Marinaro Gallery is pleased to present Ridley Howard’s first solo exhibition at the gallery.
Howard’s recent paintings depict imagined people and events in (mostly) fictional places. They are portrayed with the subtlety and specific knowledge of a memory, but carry the familiarity of common or borrowed imagery. With a hint of the surreal, the paintings hinge on Howard’s sense of color, light, tone, design and touch. Characters and location hold key roles, playing with notions of time, drift, and travel.
The locations of the figures in Howard’s work are mysterious. There are flattened and finely tuned areas of color, a distillation that pushes reality into a dream or movie poster. Rendered areas of landscape or interiors anchor his protagonists, interspersed with movements towards collage and emptied spaces. These Bauhaus-inspired, abstracted spaces create areas of dislocated experience in the paintings.

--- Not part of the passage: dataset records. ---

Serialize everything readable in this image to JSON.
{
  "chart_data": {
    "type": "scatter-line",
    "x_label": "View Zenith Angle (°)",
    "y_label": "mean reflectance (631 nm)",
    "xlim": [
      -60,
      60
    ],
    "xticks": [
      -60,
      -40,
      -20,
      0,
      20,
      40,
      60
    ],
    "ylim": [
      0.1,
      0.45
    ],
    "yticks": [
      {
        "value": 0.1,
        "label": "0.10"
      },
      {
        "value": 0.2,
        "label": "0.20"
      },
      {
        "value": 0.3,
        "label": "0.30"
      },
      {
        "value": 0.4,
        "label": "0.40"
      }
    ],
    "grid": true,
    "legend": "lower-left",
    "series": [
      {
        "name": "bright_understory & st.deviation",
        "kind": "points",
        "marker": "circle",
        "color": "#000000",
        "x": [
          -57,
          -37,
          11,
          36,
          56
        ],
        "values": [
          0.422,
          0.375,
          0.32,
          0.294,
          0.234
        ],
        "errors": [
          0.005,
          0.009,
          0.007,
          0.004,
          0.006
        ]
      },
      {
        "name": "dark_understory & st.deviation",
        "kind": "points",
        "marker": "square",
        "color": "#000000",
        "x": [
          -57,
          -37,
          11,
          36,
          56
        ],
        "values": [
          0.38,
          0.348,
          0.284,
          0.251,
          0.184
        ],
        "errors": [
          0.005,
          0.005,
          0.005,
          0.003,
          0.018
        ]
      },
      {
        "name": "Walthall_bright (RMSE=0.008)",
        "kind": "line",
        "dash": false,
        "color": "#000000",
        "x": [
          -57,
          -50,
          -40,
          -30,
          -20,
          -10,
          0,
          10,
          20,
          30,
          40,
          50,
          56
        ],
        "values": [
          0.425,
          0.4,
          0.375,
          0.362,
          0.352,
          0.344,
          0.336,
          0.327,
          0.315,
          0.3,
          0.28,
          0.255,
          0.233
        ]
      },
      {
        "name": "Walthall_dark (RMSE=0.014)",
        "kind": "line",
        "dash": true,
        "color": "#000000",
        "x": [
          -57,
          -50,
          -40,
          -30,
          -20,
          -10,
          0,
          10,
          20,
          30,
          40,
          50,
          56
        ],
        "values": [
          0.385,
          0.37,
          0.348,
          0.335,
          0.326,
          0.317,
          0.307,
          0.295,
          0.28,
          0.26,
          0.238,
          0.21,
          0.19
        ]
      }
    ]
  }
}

In several paintings, Howard reintroduces the landscape to his work. The scenes are reminiscent of incidental tourist photos, the kind you take and then don’t show your friends. Floating in each one is a face of a woman, kissing couples or a pair of high-heeled feet. The landscapes, empty, are the spaces of memory. In another painting, two women stand in front of a mural at a local Italian restaurant. Their romantic dinner, having occurred in one place, is transported to the Italian coast. Above their heads is either the name of the restaurant or a welcome sign: “Benvenuti/e” and the Italian flag, disrupting the mirage of their trip.
Overall, there is an intimacy to Howard’s paintings, regardless of size. The softness of the edges and the stillness of the images are introspective. In this way, they have something in common with film. There is a feeling of time slowed down and memorialized. Howard’s works can feel wistful and romantic. Sometimes tinged with humor, they can also be distant and cool, a device that allows the paintings to be unsentimental in their relationship to love, place, memory, and time.
Ridley Howard (b. 1973, Atlanta, GA) earned his MFA from the School of the Museum of Fine Arts Boston in 1999 and his BFA in Painting from the University of Georgia in 1996. He attended the Skowhegan School of Painting and Sculpture in 2000. His work has been exhibited at numerous institutions including: the Museum of Fine Arts Boston; The Atlanta Contemporary; the Savannah College of Art and Design, Atlanta and Savannah, GA; the National Academy Museum, New York; the High Museum of Art, Atlanta, GA; and the Knoxville Museum of Art, Knoxville, TN. Howard currently lives and works between Athens, GA and Brooklyn, NY.